While this drink was designed with PX sherry, I decided to take it in a slightly different direction with a full dry oloroso. The drink becomes more of an aperitif/digestif, even with the healthy dose of bourbon, as the soda water keeps it relatively light and the dry/bitter finish gives it snap. I think this would be a great warm-weather punch. You can adjust the final flavors with different sherries. Oloroso for full dry, amontillado/East India Solera for medium-sweet, or PX for lots of sweetness.

Looking forward to all the other MxMo contributions!

Wednesday, January 2, 2013

Classic Cocktails: Improved Whiskey Cocktail #3

The last and final version (for a while) of the Improved Whiskey Cocktail from the series I've been posting.

Improved Whiskey Cocktail #3
2 oz bourbon
1 tsp blackberry liqueur
0.5 tsp Swedish punch
2 dash Angostura bitters

Combine all ingredients, stir with ice for fifteen seconds, then strain into a rocks glass.

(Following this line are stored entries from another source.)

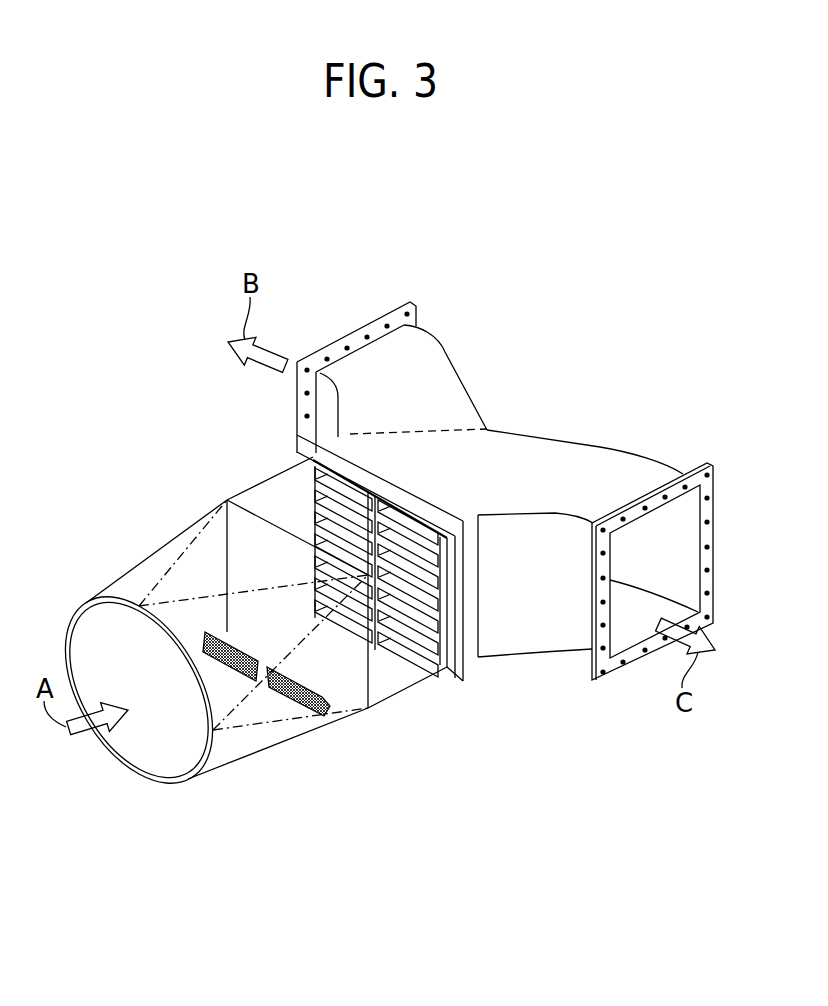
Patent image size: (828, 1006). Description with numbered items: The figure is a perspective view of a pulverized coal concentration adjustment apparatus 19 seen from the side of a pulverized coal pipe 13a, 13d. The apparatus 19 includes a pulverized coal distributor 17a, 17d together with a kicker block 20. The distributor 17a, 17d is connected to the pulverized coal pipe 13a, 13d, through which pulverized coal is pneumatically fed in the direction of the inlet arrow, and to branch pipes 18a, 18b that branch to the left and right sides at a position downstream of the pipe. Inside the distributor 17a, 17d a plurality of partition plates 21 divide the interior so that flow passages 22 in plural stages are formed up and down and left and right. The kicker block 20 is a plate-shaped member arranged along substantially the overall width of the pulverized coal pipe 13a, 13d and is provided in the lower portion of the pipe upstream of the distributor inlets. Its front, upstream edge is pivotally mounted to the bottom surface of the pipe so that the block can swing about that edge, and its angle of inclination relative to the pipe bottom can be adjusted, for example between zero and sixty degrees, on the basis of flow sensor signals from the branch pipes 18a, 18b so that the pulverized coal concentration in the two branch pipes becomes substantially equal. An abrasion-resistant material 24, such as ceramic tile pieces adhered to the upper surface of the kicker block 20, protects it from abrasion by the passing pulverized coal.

The pulverized coal pipe 13a is at (146, 558).
The pulverized coal pipe 13d is at (216, 654).
The pulverized coal distributor 17a is at (476, 276).
The pulverized coal distributor 17d is at (505, 426).
The branch pipe 18a is at (437, 363).
The branch pipe 18b is at (577, 458).
The pulverized coal concentration adjustment apparatus 19 is at (372, 748).
The kicker block 20 is at (280, 708).
The partition plate 21 is at (325, 522).
The flow passage 22 is at (347, 490).
The abrasion-resistant material 24 is at (307, 680).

The nose is redolent of overcooked berries, rye spice, and smoke. The sip opens with moderate sweetness, split between corn and stewed fruit. The flavors slowly progress towards bitterness, with smoke, tea and oak tannins, and Angostura's classic notes.

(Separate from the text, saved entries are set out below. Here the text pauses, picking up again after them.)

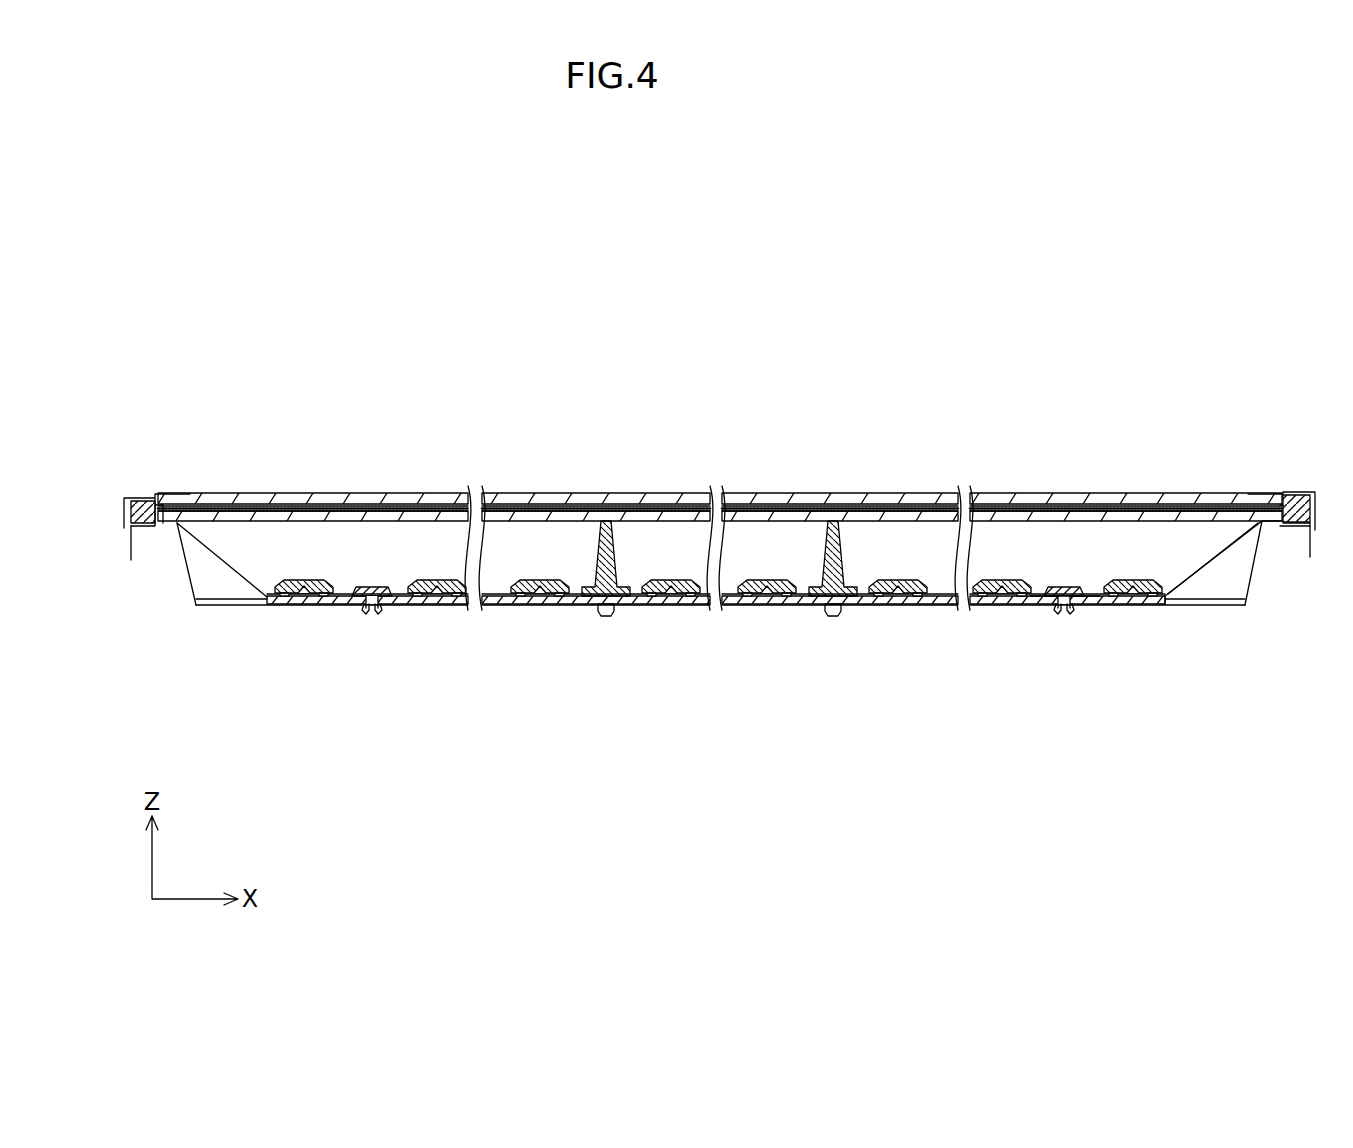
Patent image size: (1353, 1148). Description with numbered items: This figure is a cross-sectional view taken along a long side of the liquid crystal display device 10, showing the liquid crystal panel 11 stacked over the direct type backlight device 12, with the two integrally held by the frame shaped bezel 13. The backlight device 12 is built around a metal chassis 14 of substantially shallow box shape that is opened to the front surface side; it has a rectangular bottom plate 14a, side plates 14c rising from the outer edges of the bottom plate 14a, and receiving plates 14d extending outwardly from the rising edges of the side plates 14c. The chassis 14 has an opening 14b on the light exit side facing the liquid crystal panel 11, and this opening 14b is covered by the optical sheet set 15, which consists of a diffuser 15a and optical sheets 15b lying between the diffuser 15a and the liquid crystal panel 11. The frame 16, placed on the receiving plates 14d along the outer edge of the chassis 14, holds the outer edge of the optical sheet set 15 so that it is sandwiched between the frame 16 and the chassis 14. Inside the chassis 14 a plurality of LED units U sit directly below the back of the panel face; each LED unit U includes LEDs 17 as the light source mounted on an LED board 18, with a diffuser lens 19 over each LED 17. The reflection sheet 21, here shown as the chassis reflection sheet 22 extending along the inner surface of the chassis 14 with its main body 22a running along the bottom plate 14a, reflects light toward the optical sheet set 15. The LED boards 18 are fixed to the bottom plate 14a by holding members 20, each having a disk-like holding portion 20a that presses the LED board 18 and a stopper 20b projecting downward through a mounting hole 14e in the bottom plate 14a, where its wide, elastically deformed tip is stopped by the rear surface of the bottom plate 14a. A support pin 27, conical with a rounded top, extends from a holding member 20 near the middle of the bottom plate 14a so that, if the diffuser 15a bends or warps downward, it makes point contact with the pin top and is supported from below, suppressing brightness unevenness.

The liquid crystal display device 10 is at (609, 364).
The liquid crystal panel 11 is at (545, 493).
The backlight device 12 is at (582, 668).
The bezel 13 is at (173, 493).
The chassis 14 is at (711, 580).
The bottom plate 14a is at (220, 607).
The opening 14b is at (1245, 562).
The side plate 14c is at (190, 587).
The receiving plate 14d is at (150, 525).
The mounting hole 14e is at (368, 612).
The optical sheet set 15 is at (720, 452).
The diffuser 15a is at (695, 516).
The optical sheets 15b is at (675, 506).
The frame 16 is at (141, 503).
The LED 17 is at (323, 593).
The LED board 18 is at (528, 604).
The diffuser lens 19 is at (303, 588).
The holding member 20 is at (780, 574).
The holding portion 20a is at (1112, 475).
The stopper 20b is at (377, 614).
The reflection sheet 21 is at (1192, 573).
The chassis reflection sheet 22 is at (1210, 596).
The main body 22a is at (1038, 593).
The support pin 27 is at (608, 536).
The LED unit U is at (419, 568).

It's hard to pick favorites, this one may take the cake. The interplay of bourbon, blackberry, and tea smoke is just transcendent. Some of this may have to do with using a bottle of blackberry liqueur that's been open for almost three years, resulting in enough oxidation to turn the brighter fruit flavors into something richer and almost cooked. Whatever, this one was magic. Highly recommended if you have the ingredients on hand.

Wednesday, December 26, 2012

Classic Cocktails: Improved Whiskey Cocktail #2

Next up in a short series of posts of variations on the Improved Whiskey Cocktail, one that I decided to take in a rather different direction.

Improved Whiskey Cocktail #2
2 oz bourbon
1 tsp St. Germain
0.5 tsp Yellow Chartreuse
1 dash Fee's grapefruit bitters
1 dash Peychaud's bitters

Combine all ingredients, stir with ice for fifteen seconds, then strain into a rocks glass. Squeeze a large piece of grapefruit peel on the drink and then add it as garnish.

The nose has a solid bourbon base, which is accent by floral and herbal notes from the liqueurs and bitters along with a healthy dose of grapefruit oil. The liqueurs give the drink an excellent mouth feel. The sip begins with moderate sweetness, which transitions through a burst of coffee, grapefruit and herbal bittersweetness, to pleasant bitterness with a different set of herbal notes (more from the Peychauds than the Chartreuse).

This was a much lighter version than the other two I've tried. I really like how much even small amounts of liqueurs could drag the bourbon in a new direction. It helps that Knob Creek is kind of middle-of-the-road in terms of rye spiciness, so it can be complemented in either direction.